An airline usually spends about 33% to 40% of its revenue on jet fuel; with crude oil prices falling over 60% in the last four quarters, it’s not surprising that airlines have been recording record profits.

Investing in the aviation industry just because of cheaper oil can be a risky bet. Oil prices are unpredictable and volatile. Investors should cautiously choose a carrier with the best business model, and a company that fits the bill perfectly is JetBlue (JBLU, Financial).

While many airlines stocks are in the red in 2015, JetBlue has managed to beat that trend and is up close to 60% in 2015. The carrier has been performing very nicely and has been consistent throughout the year, posting record earnings.

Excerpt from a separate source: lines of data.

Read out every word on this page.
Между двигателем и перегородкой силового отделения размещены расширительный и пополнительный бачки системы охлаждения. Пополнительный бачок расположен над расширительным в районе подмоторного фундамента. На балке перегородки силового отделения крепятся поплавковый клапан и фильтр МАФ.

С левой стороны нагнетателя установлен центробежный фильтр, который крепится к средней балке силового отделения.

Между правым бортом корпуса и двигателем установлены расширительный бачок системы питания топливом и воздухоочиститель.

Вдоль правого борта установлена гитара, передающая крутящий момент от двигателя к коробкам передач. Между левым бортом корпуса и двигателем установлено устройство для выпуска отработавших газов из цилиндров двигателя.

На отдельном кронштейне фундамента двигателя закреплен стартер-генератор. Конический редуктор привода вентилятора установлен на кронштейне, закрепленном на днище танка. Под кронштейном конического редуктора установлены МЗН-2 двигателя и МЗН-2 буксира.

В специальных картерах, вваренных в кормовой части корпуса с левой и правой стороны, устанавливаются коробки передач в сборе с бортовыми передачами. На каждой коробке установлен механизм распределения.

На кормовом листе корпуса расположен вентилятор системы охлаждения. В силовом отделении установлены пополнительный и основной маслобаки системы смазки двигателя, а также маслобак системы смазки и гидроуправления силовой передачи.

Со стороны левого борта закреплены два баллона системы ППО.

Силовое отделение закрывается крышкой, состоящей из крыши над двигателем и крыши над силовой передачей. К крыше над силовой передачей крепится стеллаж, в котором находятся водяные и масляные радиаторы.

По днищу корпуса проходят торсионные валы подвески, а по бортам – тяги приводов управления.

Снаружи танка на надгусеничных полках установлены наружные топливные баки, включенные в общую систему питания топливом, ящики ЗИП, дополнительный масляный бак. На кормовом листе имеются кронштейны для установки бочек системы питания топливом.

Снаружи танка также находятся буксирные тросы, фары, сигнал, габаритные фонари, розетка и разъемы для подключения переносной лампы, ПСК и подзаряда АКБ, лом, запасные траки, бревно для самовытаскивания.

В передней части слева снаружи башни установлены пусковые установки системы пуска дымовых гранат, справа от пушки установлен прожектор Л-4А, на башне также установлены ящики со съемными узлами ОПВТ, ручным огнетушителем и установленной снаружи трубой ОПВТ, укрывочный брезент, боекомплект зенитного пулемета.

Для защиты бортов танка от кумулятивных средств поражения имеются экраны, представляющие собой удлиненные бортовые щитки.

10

Performing better than peers

JetBlue was not able to keep up with the industry in terms of profitability in 2013 and 2014, but the company has staged an impressive comeback over the previous 15 months, as its cash flow and profitability are rising consistently.

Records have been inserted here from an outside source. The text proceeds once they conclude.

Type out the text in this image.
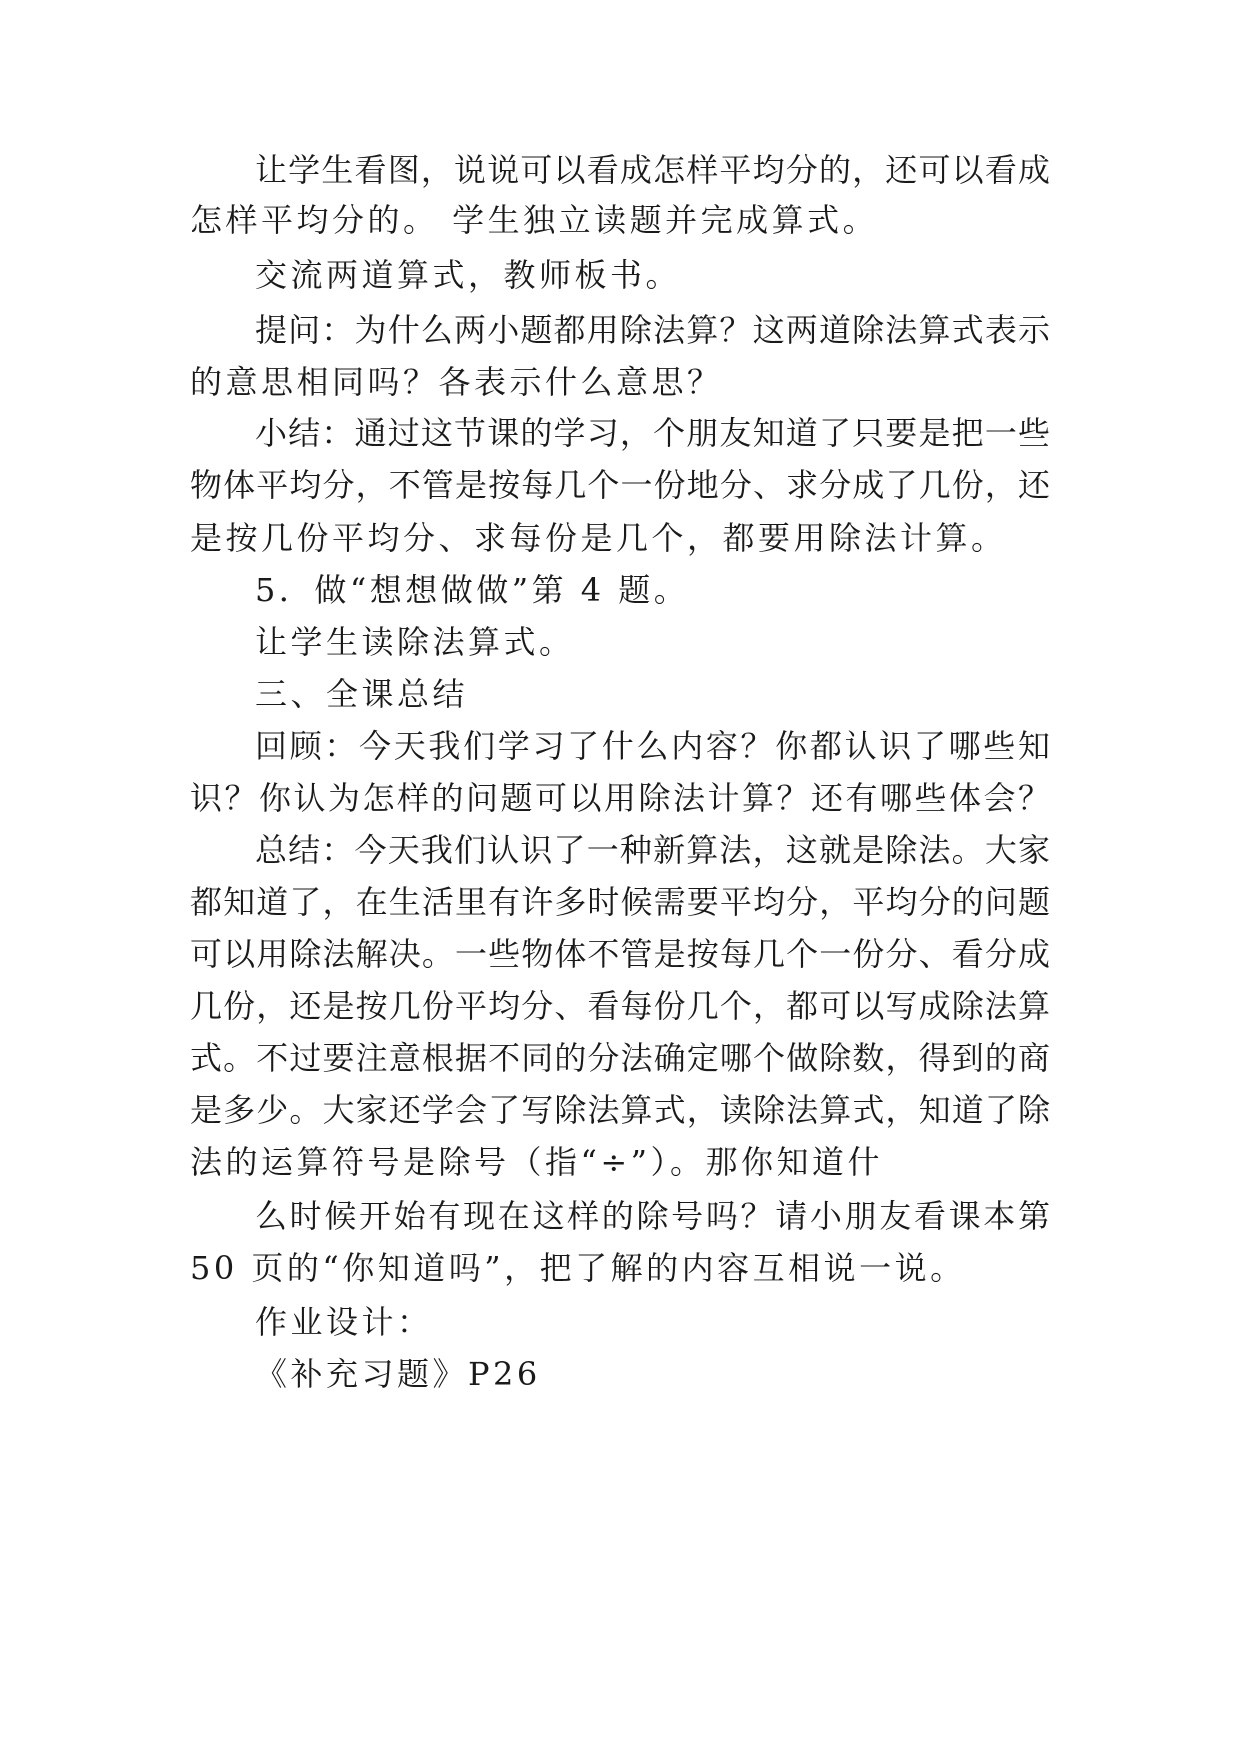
让学生看图，说说可以看成怎样平均分的，还可以看成
怎样平均分的。 学生独立读题并完成算式。
交流两道算式，教师板书。
提问：为什么两小题都用除法算？这两道除法算式表示
的意思相同吗？各表示什么意思？
小结：通过这节课的学习，个朋友知道了只要是把一些
物体平均分，不管是按每几个一份地分、求分成了几份，还
是按几份平均分、求每份是几个，都要用除法计算。
5．做“想想做做”第 4 题。
让学生读除法算式。
三、全课总结
回顾：今天我们学习了什么内容？你都认识了哪些知
识？你认为怎样的问题可以用除法计算？还有哪些体会？
总结：今天我们认识了一种新算法，这就是除法。大家
都知道了，在生活里有许多时候需要平均分，平均分的问题
可以用除法解决。一些物体不管是按每几个一份分、看分成
几份，还是按几份平均分、看每份几个，都可以写成除法算
式。不过要注意根据不同的分法确定哪个做除数，得到的商
是多少。大家还学会了写除法算式，读除法算式，知道了除
法的运算符号是除号（指“÷”）。那你知道什
么时候开始有现在这样的除号吗？请小朋友看课本第
50 页的“你知道吗”，把了解的内容互相说一说。
作业设计：
《补充习题》P26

Due to increasing capacity, every airline in the U.S. is faced with falling PRASM. JetBlue, due to its unique service and smart revenue-enhancing programs, has managed to dodge this trend as passenger unit revenue increased 2.9% in the first six months.

The carrier is making the most of cheaper oil as it is reducing debt consistently. JetBlue paid off around $200 million of debt in the first six months of 2015.

JetBlue has an advantage, as United Continental is walking out of one of its key markets in late October. With the exit of United Continental, competition will drop on the key routes from JFK Airport to San Francisco and Los Angeles, permitting the company to add flights. The company’s Mint and Even More program have been well-received in these markets, and the exit of United Continental will boost the company’s revenue.

The company also plans to purchase nine new airplanes per year for the upcoming three years to expand capacity. This clearly signifies that JetBlue will continue its expansion; considering that the company has been smart about its past ventures, the plans should be successful.

Final words

While all other airlines are recording declining PRASM, JetBlue has managed to boost revenue thanks to its smart initiatives like Mint and Even More. The company has also started charging baggage fees, which should act as another revenue booster for the coming quarters. All things considered, JetBlue has more upside potential. Expect the share price to cross the $30 mark soon.